Explore the PHT
Smallwood State Park
This 628-acre park was the homestead of William Smallwood, fourth governor of Maryland and the highest ranking Marylander to serve in the Revolutionary War. During his Governorship, Smallwood was responsible for the arrangement with Virginia which gave Maryland property rights to the Potomac River — an 'ownership' that continues to charge the river's waters (politically, legally, and environmentally) to the present day. Smallwood's restored 18th century Retreat House and 19th century tobacco barn are open to public tours on Sundays May through September. Camping and cabins, some with views of Mattawoman Creek, are available by reservation. Canoes can be rented Wednesdays through Sundays, May—September. There are two miles of hiking trails and a children's playground.
Myrtle Grove Wildlife Management Area
Along Route 225, this 834 acre multiple-use area, modestly tucked away 7 miles west of La Plata, makes an ideal spot for bird-watching and nature photography. Call 301-743-5161 for hiking, hunting, and fishing information.
A non-profit dedicated to the practice and teaching of land stewardship and sustainable land practices, the Accokeek Foundation is host to three significant areas.

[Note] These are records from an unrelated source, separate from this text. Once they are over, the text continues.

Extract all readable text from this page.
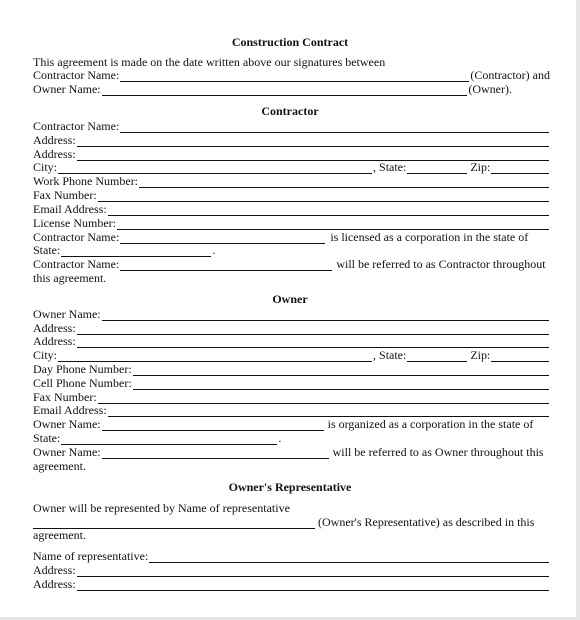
Construction Contract
This agreement is made on the date written above our signatures between
Contractor Name:	(Contractor) and
Owner Name:	(Owner).
Contractor
Contractor Name:
Address:
Address:
City:	, State:	Zip:
Work Phone Number:
Fax Number:
Email Address:
License Number:
Contractor Name:	is licensed as a corporation in the state of
State:	.
Contractor Name:	will be referred to as Contractor throughout
this agreement.
Owner
Owner Name:
Address:
Address:
City:	, State:	Zip:
Day Phone Number:
Cell Phone Number:
Fax Number:
Email Address:
Owner Name:	is organized as a corporation in the state of
State:	.
Owner Name:	will be referred to as Owner throughout this
agreement.
Owner's Representative
Owner will be represented by Name of representative
(Owner's Representative) as described in this
agreement.
Name of representative:
Address:
Address:
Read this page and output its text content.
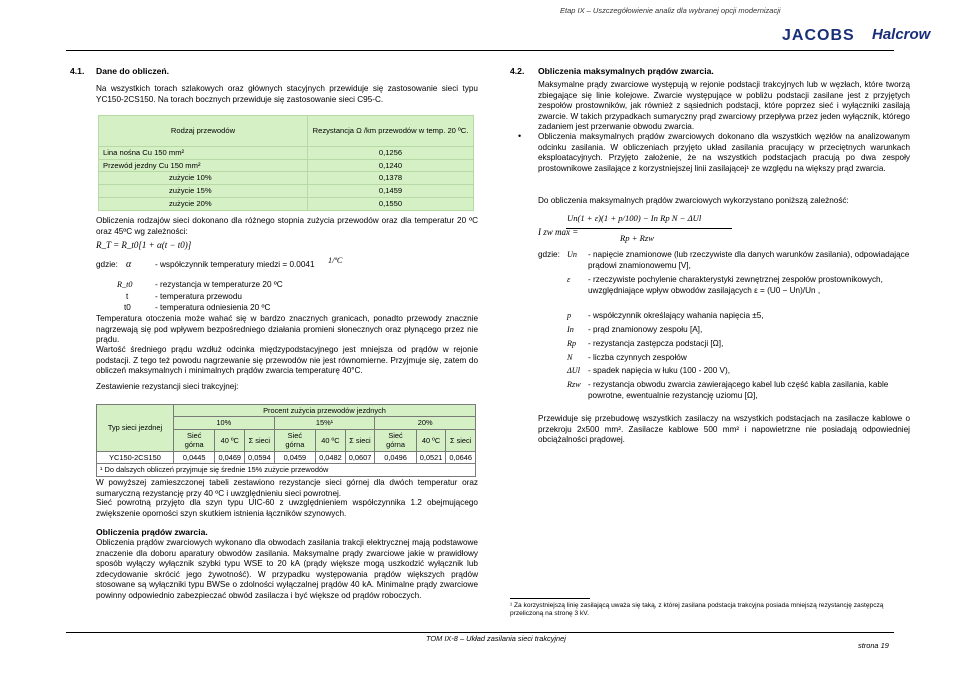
Etap IX – Uszczegółowienie analiz dla wybranej opcji modernizacji
JACOBS Halcrow
4.1. Dane do obliczeń.

Na wszystkich torach szlakowych oraz głównych stacyjnych przewiduje się zastosowanie sieci typu YC150-2CS150. Na torach bocznych przewiduje się zastosowanie sieci C95-C.

Rodzaj przewodów	Rezystancja Ω /km przewodów w temp. 20 ºC.
Lina nośna Cu 150 mm²	0,1256
Przewód jezdny Cu 150 mm²	0,1240
zużycie 10%	0,1378
zużycie 15%	0,1459
zużycie 20%	0,1550

Obliczenia rodzajów sieci dokonano dla różnego stopnia zużycia przewodów oraz dla temperatur 20 ºC oraz 45ºC wg zależności:

R_T = R_t0[1 + α(t − t0)]
gdzie: α	- współczynnik temperatury miedzi = 0.0041 1/ºC
R_t0	- rezystancja w temperaturze 20 ºC
t	- temperatura przewodu
t0	- temperatura odniesienia 20 ºC

Temperatura otoczenia może wahać się w bardzo znacznych granicach, ponadto przewody znacznie nagrzewają się pod wpływem bezpośredniego działania promieni słonecznych oraz płynącego przez nie prądu.

Wartość średniego prądu wzdłuż odcinka międzypodstacyjnego jest mniejsza od prądów w rejonie podstacji. Z tego też powodu nagrzewanie się przewodów nie jest równomierne. Przyjmuje się, zatem do obliczeń maksymalnych i minimalnych prądów zwarcia temperaturę 40°C.

Zestawienie rezystancji sieci trakcyjnej:

Typ sieci jezdnej	Procent zużycia przewodów jezdnych								
	10%			15%¹			20%		
	Sieć górna	40 ºC	Σ sieci	Sieć górna	40 ºC	Σ sieci	Sieć górna	40 ºC	Σ sieci
YC150-2CS150	0,0445	0,0469	0,0594	0,0459	0,0482	0,0607	0,0496	0,0521	0,0646
¹ Do dalszych obliczeń przyjmuje się średnie 15% zużycie przewodów									

W powyższej zamieszczonej tabeli zestawiono rezystancje sieci górnej dla dwóch temperatur oraz sumaryczną rezystancję przy 40 ºC i uwzględnieniu sieci powrotnej.

Sieć powrotną przyjęto dla szyn typu UIC-60 z uwzględnieniem współczynnika 1.2 obejmującego zwiększenie oporności szyn skutkiem istnienia łączników szynowych.

Obliczenia prądów zwarcia.

Obliczenia prądów zwarciowych wykonano dla obwodach zasilania trakcji elektrycznej mają podstawowe znaczenie dla doboru aparatury obwodów zasilania. Maksymalne prądy zwarciowe jakie w prawidłowy sposób wyłączy wyłącznik szybki typu WSE to 20 kA (prądy większe mogą uszkodzić wyłącznik lub zdecydowanie skrócić jego żywotność). W przypadku występowania prądów większych prądów stosowane są wyłączniki typu BWSe o zdolności wyłączalnej prądów 40 kA. Minimalne prądy zwarciowe powinny odpowiednio zabezpieczać obwód zasilacza i być większe od prądów roboczych.

4.2. Obliczenia maksymalnych prądów zwarcia.

Maksymalne prądy zwarciowe występują w rejonie podstacji trakcyjnych lub w węzłach, które tworzą zbiegające się linie kolejowe. Zwarcie występujące w pobliżu podstacji zasilane jest z przyjętych zespołów prostowników, jak również z sąsiednich podstacji, które poprzez sieć i wyłączniki zasilają zwarcie. W takich przypadkach sumaryczny prąd zwarciowy przepływa przez jeden wyłącznik, którego zadaniem jest przerwanie obwodu zwarcia.

•	Obliczenia maksymalnych prądów zwarciowych dokonano dla wszystkich węzłów na analizowanym odcinku zasilania. W obliczeniach przyjęto układ zasilania pracujący w przeciętnych warunkach eksploatacyjnych. Przyjęto założenie, że na wszystkich podstacjach pracują po dwa zespoły prostownikowe zasilające z korzystniejszej linii zasilającej¹ ze względu na większy prąd zwarcia.

Do obliczenia maksymalnych prądów zwarciowych wykorzystano poniższą zależność:

I zw max =
Un(1 + ε)(1 + p/100) − In Rp N − ΔUl
Rp + Rzw
gdzie: Un - napięcie znamionowe (lub rzeczywiste dla danych warunków zasilania), odpowiadające prądowi znamionowemu [V],
ε - rzeczywiste pochylenie charakterystyki zewnętrznej zespołów prostownikowych, uwzględniające wpływ obwodów zasilających ε = (U0 − Un)/Un ,
p - współczynnik określający wahania napięcia ±5,
In - prąd znamionowy zespołu [A],
Rp - rezystancja zastępcza podstacji [Ω],
N - liczba czynnych zespołów
ΔUl - spadek napięcia w łuku (100 - 200 V),
Rzw - rezystancja obwodu zwarcia zawierającego kabel lub część kabla zasilania, kable powrotne, ewentualnie rezystancję uziomu [Ω],

Przewiduje się przebudowę wszystkich zasilaczy na wszystkich podstacjach na zasilacze kablowe o przekroju 2x500 mm². Zasilacze kablowe 500 mm² i napowietrzne nie posiadają odpowiedniej obciążalności prądowej.

¹ Za korzystniejszą linię zasilającą uważa się taką, z której zasilana podstacja trakcyjna posiada mniejszą rezystancję zastępczą przeliczoną na stronę 3 kV.
TOM IX-8 – Układ zasilania sieci trakcyjnej
strona 19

Together, they explore the interrelation between food, land use, and environmental protection in a historical context, providing opportunities to make comparisons among cultural values of the past, present, and future.
Piscataway Park, administered by the National Park Service, was established in 1961 as a pilot project in the use of easements to the viewshed of Mount Vernon. Today, Piscataway Park covers approximately 5,000 acres, and stretches for 6 miles from Piscataway Creek to Marshall Hall on the Potomac River. A place of great natural beauty, Piscataway Park is home to bald eagles, beavers, deer, fox, osprey and many other species. To complement the surroundings, the park has, in addition to a public fishing pier and two boardwalks over fresh water tidal wetlands, a variety of nature trails, meadows, and woodland areas, each with unique features.
National Colonial Farm
With period buildings and interpretive tours, this farm provides visitors with an in-depth representation of tobacco life in 1775. Be sure to visit the native tree arboretum. Prescheduled tours are available.
Home to a Community Supported Agriculture program, Ecosystem Farm uses the newest in sustainable agriculture technology to demonstrate that producing good, quality food can be done in harmony with nature.